If you're looking for a traditional Philippine procession, unfortunately Baliuag is not the place to see one. In fact, by all accounts, Baliuag is a fantastic modern day Holy Week procession since it's one big production. The gargantuan carrozas look like parade floats to me, some even pulled by motorized vehicles, a good number with industrial gensets to power them.

For one, all carrozas are required to have a sound system tuned in to a local FM station that plays modern religious music and the rosary. The sound system actually reminded me of parades in Disneyland where you hear the same thing in the entire parade route. Plus I noticed the sound system atmosphere was not contributing to prayer since no one was following it. In the usual Holy Week procession, there is a marked silence and solemnity, and groups lead their own prayers behind each carroza which I feel is more conducive to prayer and reflection for the spectator.

The carrozas were so gargantuan, the industrial generators so noisy and distracting, you could see that people were more focused on how to pull them and navigate the narrow streets of Baliuag. It was as if families were trying to outdo each other.

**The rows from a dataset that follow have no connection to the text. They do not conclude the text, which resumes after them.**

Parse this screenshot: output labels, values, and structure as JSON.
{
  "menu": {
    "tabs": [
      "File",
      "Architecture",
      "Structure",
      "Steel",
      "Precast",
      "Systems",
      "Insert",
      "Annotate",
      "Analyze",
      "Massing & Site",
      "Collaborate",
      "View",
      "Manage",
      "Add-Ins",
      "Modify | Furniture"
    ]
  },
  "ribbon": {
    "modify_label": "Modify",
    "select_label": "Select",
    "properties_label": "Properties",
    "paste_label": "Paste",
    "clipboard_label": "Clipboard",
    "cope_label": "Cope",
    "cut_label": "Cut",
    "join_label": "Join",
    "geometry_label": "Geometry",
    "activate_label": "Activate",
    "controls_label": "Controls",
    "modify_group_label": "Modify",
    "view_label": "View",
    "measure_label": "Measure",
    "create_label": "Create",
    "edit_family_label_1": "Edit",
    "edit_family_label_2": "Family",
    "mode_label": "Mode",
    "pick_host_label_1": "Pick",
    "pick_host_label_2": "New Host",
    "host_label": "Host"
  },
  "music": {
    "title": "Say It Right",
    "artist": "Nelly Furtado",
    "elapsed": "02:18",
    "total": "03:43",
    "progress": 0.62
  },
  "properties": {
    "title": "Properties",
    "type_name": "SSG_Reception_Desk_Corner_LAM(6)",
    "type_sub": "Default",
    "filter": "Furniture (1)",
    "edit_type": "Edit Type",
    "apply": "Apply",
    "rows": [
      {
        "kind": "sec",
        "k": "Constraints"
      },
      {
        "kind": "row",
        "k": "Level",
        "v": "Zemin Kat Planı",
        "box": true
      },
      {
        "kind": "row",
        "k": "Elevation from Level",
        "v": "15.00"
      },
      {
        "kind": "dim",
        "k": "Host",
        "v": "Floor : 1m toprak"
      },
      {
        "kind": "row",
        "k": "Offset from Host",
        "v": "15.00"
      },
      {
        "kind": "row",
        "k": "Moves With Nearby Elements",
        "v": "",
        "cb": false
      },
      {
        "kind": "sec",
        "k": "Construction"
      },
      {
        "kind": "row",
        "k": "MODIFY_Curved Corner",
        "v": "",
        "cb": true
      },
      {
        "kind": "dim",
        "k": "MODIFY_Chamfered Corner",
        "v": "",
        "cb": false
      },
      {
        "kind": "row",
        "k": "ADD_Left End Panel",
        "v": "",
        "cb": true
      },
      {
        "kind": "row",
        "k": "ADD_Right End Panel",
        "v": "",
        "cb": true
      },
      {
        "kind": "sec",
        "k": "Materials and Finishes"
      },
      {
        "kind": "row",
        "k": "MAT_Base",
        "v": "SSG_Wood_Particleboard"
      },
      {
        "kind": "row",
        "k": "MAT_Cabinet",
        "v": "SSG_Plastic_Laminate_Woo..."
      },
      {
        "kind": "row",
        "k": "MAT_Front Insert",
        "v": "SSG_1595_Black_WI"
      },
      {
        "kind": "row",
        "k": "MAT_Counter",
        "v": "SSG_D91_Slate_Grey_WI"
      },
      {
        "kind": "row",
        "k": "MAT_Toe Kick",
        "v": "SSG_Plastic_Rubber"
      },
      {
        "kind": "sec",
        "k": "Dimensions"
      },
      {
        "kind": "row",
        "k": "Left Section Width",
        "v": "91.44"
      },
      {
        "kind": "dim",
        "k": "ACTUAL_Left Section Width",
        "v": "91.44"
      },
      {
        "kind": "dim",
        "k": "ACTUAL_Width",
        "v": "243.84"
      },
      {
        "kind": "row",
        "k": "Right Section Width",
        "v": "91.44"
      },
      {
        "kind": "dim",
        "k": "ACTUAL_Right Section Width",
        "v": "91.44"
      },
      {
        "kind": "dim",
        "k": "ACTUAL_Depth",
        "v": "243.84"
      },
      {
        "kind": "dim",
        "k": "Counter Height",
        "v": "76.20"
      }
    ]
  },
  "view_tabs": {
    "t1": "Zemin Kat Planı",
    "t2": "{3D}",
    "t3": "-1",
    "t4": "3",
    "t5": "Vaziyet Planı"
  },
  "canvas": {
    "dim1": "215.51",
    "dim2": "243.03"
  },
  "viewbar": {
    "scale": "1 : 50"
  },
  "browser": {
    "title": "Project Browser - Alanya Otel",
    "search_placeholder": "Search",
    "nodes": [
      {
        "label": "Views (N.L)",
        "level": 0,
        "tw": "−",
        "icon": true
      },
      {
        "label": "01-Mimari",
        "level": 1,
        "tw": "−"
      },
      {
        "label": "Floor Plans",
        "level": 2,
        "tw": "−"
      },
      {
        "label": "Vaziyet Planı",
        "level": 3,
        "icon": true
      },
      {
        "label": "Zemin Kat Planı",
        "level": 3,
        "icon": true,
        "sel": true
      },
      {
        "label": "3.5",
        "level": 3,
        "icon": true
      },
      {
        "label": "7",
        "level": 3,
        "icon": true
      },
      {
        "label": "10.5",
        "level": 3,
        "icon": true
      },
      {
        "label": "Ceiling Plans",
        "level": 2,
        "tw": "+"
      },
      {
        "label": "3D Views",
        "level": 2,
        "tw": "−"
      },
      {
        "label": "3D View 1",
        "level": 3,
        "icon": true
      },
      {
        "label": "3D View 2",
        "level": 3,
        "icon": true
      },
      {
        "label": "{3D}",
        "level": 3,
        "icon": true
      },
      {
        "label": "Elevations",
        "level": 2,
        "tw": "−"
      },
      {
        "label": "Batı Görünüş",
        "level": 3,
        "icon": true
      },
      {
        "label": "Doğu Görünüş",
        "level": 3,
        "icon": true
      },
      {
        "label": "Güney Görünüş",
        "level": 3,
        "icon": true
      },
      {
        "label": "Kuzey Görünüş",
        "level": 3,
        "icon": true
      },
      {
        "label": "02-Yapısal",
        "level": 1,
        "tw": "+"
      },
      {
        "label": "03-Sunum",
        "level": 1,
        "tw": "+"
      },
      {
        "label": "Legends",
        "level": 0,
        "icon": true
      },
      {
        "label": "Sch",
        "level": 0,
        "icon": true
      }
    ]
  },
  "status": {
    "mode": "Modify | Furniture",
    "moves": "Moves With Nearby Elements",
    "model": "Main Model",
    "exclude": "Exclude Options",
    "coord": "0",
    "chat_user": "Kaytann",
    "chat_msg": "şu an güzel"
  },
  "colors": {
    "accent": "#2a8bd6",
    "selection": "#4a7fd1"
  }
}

Finally, I felt some of the saints and tableaux were so outlandishly dressed. But indeed, the Baliuag Holy Week processions are a great show. Despite my comments about it, I'd have to say it was a well-choreographed production, and no doubt, a wonderful tourist attraction! But for someone who was looking for a solemn and traditional procession with centuries-old carrozas and images, I may have been a bit disappointed. But I still highly suggest that you visit.

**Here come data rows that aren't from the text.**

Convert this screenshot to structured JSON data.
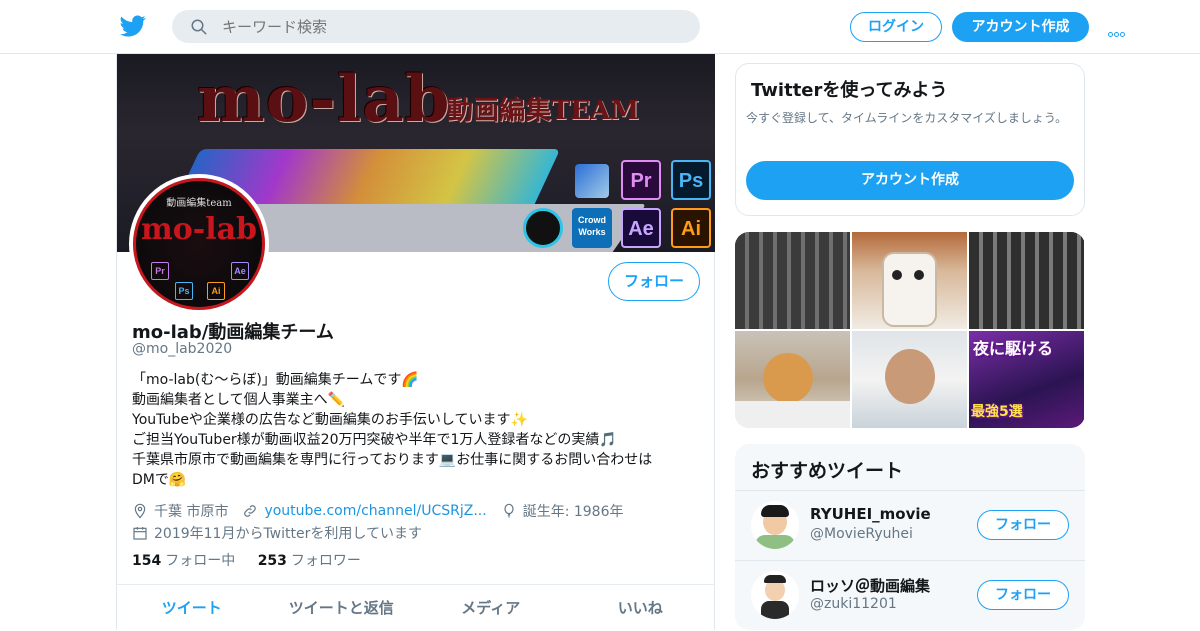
{
  "topbar": {
    "search_placeholder": "キーワード検索",
    "login_label": "ログイン",
    "signup_label": "アカウント作成"
  },
  "banner": {
    "title": "mo-lab",
    "subtitle": "動画編集TEAM",
    "apps": [
      "Pr",
      "Ps",
      "Ae",
      "Ai"
    ],
    "crowdworks_label": "Crowd Works",
    "avatar_top": "動画編集team",
    "avatar_title": "mo-lab"
  },
  "profile": {
    "follow_label": "フォロー",
    "display_name": "mo-lab/動画編集チーム",
    "handle": "@mo_lab2020",
    "bio": [
      "「mo-lab(む～らぼ)」動画編集チームです🌈",
      "動画編集者として個人事業主へ✏️",
      "YouTubeや企業様の広告など動画編集のお手伝いしています✨",
      "ご担当YouTuber様が動画収益20万円突破や半年で1万人登録者などの実績🎵",
      "千葉県市原市で動画編集を専門に行っております💻お仕事に関するお問い合わせは",
      "DMで🤗"
    ],
    "location": "千葉 市原市",
    "url": "youtube.com/channel/UCSRjZ...",
    "birth": "誕生年: 1986年",
    "joined": "2019年11月からTwitterを利用しています",
    "following_count": "154",
    "following_label": "フォロー中",
    "followers_count": "253",
    "followers_label": "フォロワー",
    "tabs": [
      "ツイート",
      "ツイートと返信",
      "メディア",
      "いいね"
    ]
  },
  "try_card": {
    "title": "Twitterを使ってみよう",
    "desc": "今すぐ登録して、タイムラインをカスタマイズしましょう。",
    "button": "アカウント作成"
  },
  "gallery": {
    "text1": "夜に駆ける",
    "text2": "最強5選"
  },
  "recommend": {
    "title": "おすすめツイート",
    "items": [
      {
        "name": "RYUHEI_movie",
        "handle": "@MovieRyuhei",
        "button": "フォロー"
      },
      {
        "name": "ロッソ＠動画編集",
        "handle": "@zuki11201",
        "button": "フォロー"
      }
    ]
  },
  "colors": {
    "accent": "#1da1f2",
    "text_secondary": "#657786",
    "border": "#e1e8ed"
  }
}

I'll try to visit San Pablo, Laguna next year which is reputedly another long procession. But for Good Friday, I'll be joining the processions in San Fernando and Bacolor, Pampanga which have a good number of antique silver carrozas. In Guagua, I remember they had violinists who accompany the Sto. Entierro and Mater Dolorosa. Bacolor has the same violinists with the Mater Dolorosa, something that disappeared in San Fernando after the change of priests.

It's sad that these priests forget that they stay only in a parish for a few years. And some go on the rampage and destroy architecture and traditions that have been there even before they were born. I was quite disappointed that they no longer have the Dakit Cordero tradition in Betis on Holy Thursday. They also lost the Tanggal ritual after the previous priest ordered the removal of the grotto were the ritual was done.